While many might believe the pharmaceutical industry patent-cliff that ran from 2009 to 2013 to have faded into obscurity, a closer look in biopharma’s rearview mirror reveals otherwise. For example, while AstraZeneca is set to lose patent protection for its $6.4 billion behemoth cardiovascular drug (CV) Crestor, Daiichi Sankyo is facing a $2.6 billion setback with the loss of its CV blockbuster Benicar. In all, about 26 well-known drugs will be losing patent protection in 2016. And while the total sales losses won’t eclipse previous records, the fact that four major HIV drugs (i.e., Epzicom, Trizivir, Norvir, and Kaletra) are going off patent in the same year, less expensive generic alternatives will further fuel presidential election drug pricing rhetoric. I remember during the 2004 presidential debates when Republican candidate George W. Bush proposed “moving generic drugs to the market quicker” as a means to control costs in healthcare. A little over 10 years later, politicians, especially on the Democratic side, continue to berate biopharma as being the primary driver behind ever-escalating healthcare costs, despite the reality that drugs comprise only about 10 to 14 percent of the total bill, and that newer drugs have been shown to actually reduce costs elsewhere in the healthcare system. Here is a list of drugs losing patent protection in 2016.

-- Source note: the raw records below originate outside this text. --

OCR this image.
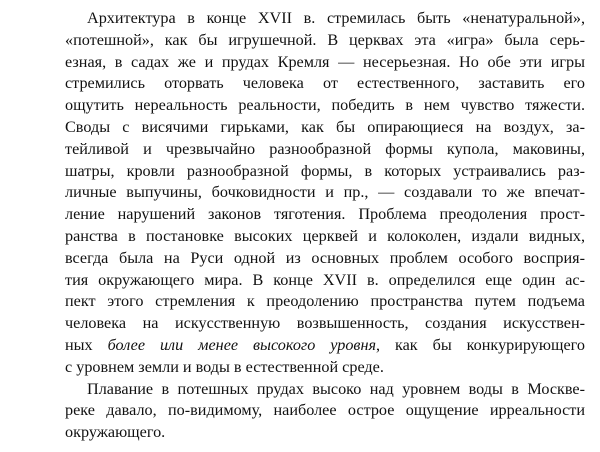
Архитектура в конце XVII в. стремилась быть «ненатуральной»,
«потешной», как бы игрушечной. В церквах эта «игра» была серь-
езная, в садах же и прудах Кремля — несерьезная. Но обе эти игры
стремились оторвать человека от естественного, заставить его
ощутить нереальность реальности, победить в нем чувство тяжести.
Своды с висячими гирьками, как бы опирающиеся на воздух, за-
тейливой и чрезвычайно разнообразной формы купола, маковины,
шатры, кровли разнообразной формы, в которых устраивались раз-
личные выпучины, бочковидности и пр., — создавали то же впечат-
ление нарушений законов тяготения. Проблема преодоления прост-
ранства в постановке высоких церквей и колоколен, издали видных,
всегда была на Руси одной из основных проблем особого восприя-
тия окружающего мира. В конце XVII в. определился еще один ас-
пект этого стремления к преодолению пространства путем подъема
человека на искусственную возвышенность, создания искусствен-
ных более или менее высокого уровня, как бы конкурирующего
с уровнем земли и воды в естественной среде.
Плавание в потешных прудах высоко над уровнем воды в Москве-
реке давало, по-видимому, наиболее острое ощущение ирреальности
окружающего.
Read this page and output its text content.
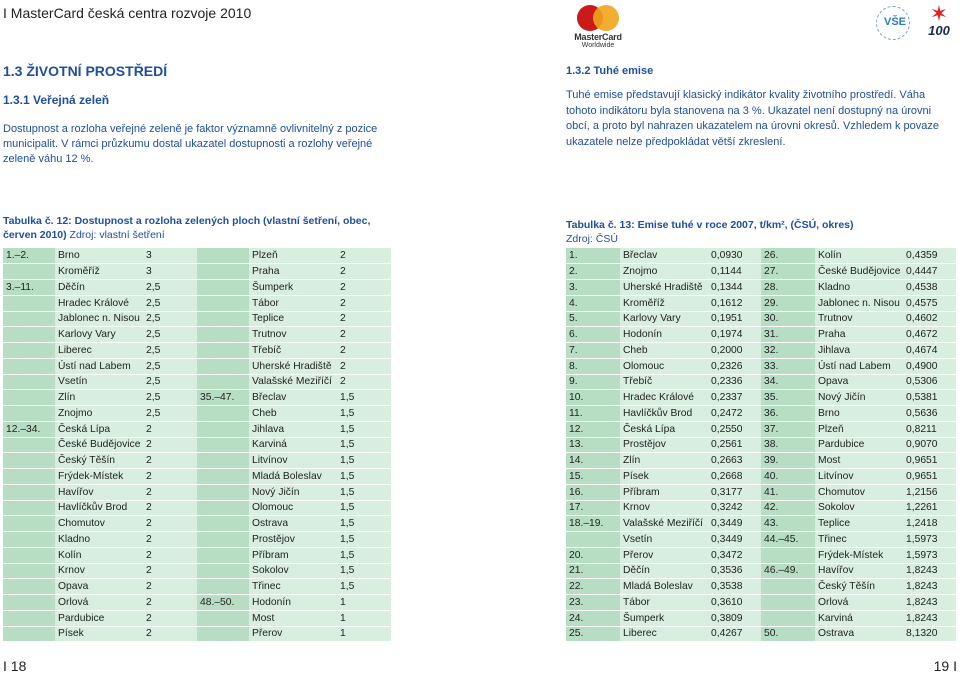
I MasterCard česká centra rozvoje 2010
1.3 ŽIVOTNÍ PROSTŘEDÍ
1.3.1 Veřejná zeleň
Dostupnost a rozloha veřejné zeleně je faktor významně ovlivnitelný z pozice municipalit. V rámci průzkumu dostal ukazatel dostupnosti a rozlohy veřejné zeleně váhu 12 %.
Tabulka č. 12: Dostupnost a rozloha zelených ploch (vlastní šetření, obec, červen 2010) Zdroj: vlastní šetření
1.–2.	Brno	3		Plzeň	2
	Kroměříž	3		Praha	2
3.–11.	Děčín	2,5		Šumperk	2
	Hradec Králové	2,5		Tábor	2
	Jablonec n. Nisou	2,5		Teplice	2
	Karlovy Vary	2,5		Trutnov	2
	Liberec	2,5		Třebíč	2
	Ústí nad Labem	2,5		Uherské Hradiště	2
	Vsetín	2,5		Valašské Meziříčí	2
	Zlín	2,5	35.–47.	Břeclav	1,5
	Znojmo	2,5		Cheb	1,5
12.–34.	Česká Lípa	2		Jihlava	1,5
	České Budějovice	2		Karviná	1,5
	Český Těšín	2		Litvínov	1,5
	Frýdek-Místek	2		Mladá Boleslav	1,5
	Havířov	2		Nový Jičín	1,5
	Havlíčkův Brod	2		Olomouc	1,5
	Chomutov	2		Ostrava	1,5
	Kladno	2		Prostějov	1,5
	Kolín	2		Příbram	1,5
	Krnov	2		Sokolov	1,5
	Opava	2		Třinec	1,5
	Orlová	2	48.–50.	Hodonín	1
	Pardubice	2		Most	1
	Písek	2		Přerov	1
I 18
MasterCard
Worldwide
VŠE	✶
100
1.3.2 Tuhé emise
Tuhé emise představují klasický indikátor kvality životního prostředí. Váha tohoto indikátoru byla stanovena na 3 %. Ukazatel není dostupný na úrovni obcí, a proto byl nahrazen ukazatelem na úrovni okresů. Vzhledem k povaze ukazatele nelze předpokládat větší zkreslení.
Tabulka č. 13: Emise tuhé v roce 2007, t/km², (ČSÚ, okres)
Zdroj: ČSÚ
1.	Břeclav	0,0930	26.	Kolín	0,4359
2.	Znojmo	0,1144	27.	České Budějovice	0,4447
3.	Uherské Hradiště	0,1344	28.	Kladno	0,4538
4.	Kroměříž	0,1612	29.	Jablonec n. Nisou	0,4575
5.	Karlovy Vary	0,1951	30.	Trutnov	0,4602
6.	Hodonín	0,1974	31.	Praha	0,4672
7.	Cheb	0,2000	32.	Jihlava	0,4674
8.	Olomouc	0,2326	33.	Ústí nad Labem	0,4900
9.	Třebíč	0,2336	34.	Opava	0,5306
10.	Hradec Králové	0,2337	35.	Nový Jičín	0,5381
11.	Havlíčkův Brod	0,2472	36.	Brno	0,5636
12.	Česká Lípa	0,2550	37.	Plzeň	0,8211
13.	Prostějov	0,2561	38.	Pardubice	0,9070
14.	Zlín	0,2663	39.	Most	0,9651
15.	Písek	0,2668	40.	Litvínov	0,9651
16.	Příbram	0,3177	41.	Chomutov	1,2156
17.	Krnov	0,3242	42.	Sokolov	1,2261
18.–19.	Valašské Meziříčí	0,3449	43.	Teplice	1,2418
	Vsetín	0,3449	44.–45.	Třinec	1,5973
20.	Přerov	0,3472		Frýdek-Místek	1,5973
21.	Děčín	0,3536	46.–49.	Havířov	1,8243
22.	Mladá Boleslav	0,3538		Český Těšín	1,8243
23.	Tábor	0,3610		Orlová	1,8243
24.	Šumperk	0,3809		Karviná	1,8243
25.	Liberec	0,4267	50.	Ostrava	8,1320
19 I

The Next Big Thing In Biopharma R&D
On December 17, I received an email with the 2015 Hot Indications List white paper attached. Produced by Kaiser Associates, an international strategy consulting firm, the person who sent the article suggested that if we were planning an end-of-year review or a ‘look-ahead’ type article, to consider using this as a resource. According to the report, Kaiser conducted a comprehensive analysis of nearly every pharma R&D program in the world — over 12,000 programs across nearly 600 indications. In 2016, the top five therapeutic areas for R&D are 1) oncology, 2) infectious disease, 3) endocrinology, 4) neurology, and 5) ophthalmology. Most concerning to me, and hopefully you as well, is that infectious disease is not number one. . Why is this concerning? At this year’s FDA/CMS Summit in Washington D.C., which took place a little over a week ago, Barry Eisenstein, M.D., a distinguished antimicrobial physician from Merck, noted that the current death toll from antibiotic resistance worldwide is around 700,000. If left unchecked, by 2050 this could balloon to 10 million — about 8.2 million more per year than those who currently die of cancer! While the potential financial cost of such a scenario (i.e., $100 trillion) is mind boggling, the notion that one quarter of all deaths in countries like Nigeria could be caused by antibiotic resistance is, quite frankly, terrifying. Though the annual death toll in the U.S. doesn’t look to be as severe, at 317,000 this equates to about 1 in 10 Americans dying annually from things that, for the most part, were once considered easily treatable. While work in oncology is certainly important, a quick review of the top 50 indications in which R&D programs are investing reveals the tremendous imbalance (i.e., 19 oncology indications, to three infectious disease).
You can learn more about why initiatives like the GAIN Act are so important by reading The Coming Cost Of Superbugs: 10 Million Deaths Per Year. Though the development of future antibiotics isn’t viewed as being a hot trend for 2016, let’s hope it becomes trendy — sooner rather than later.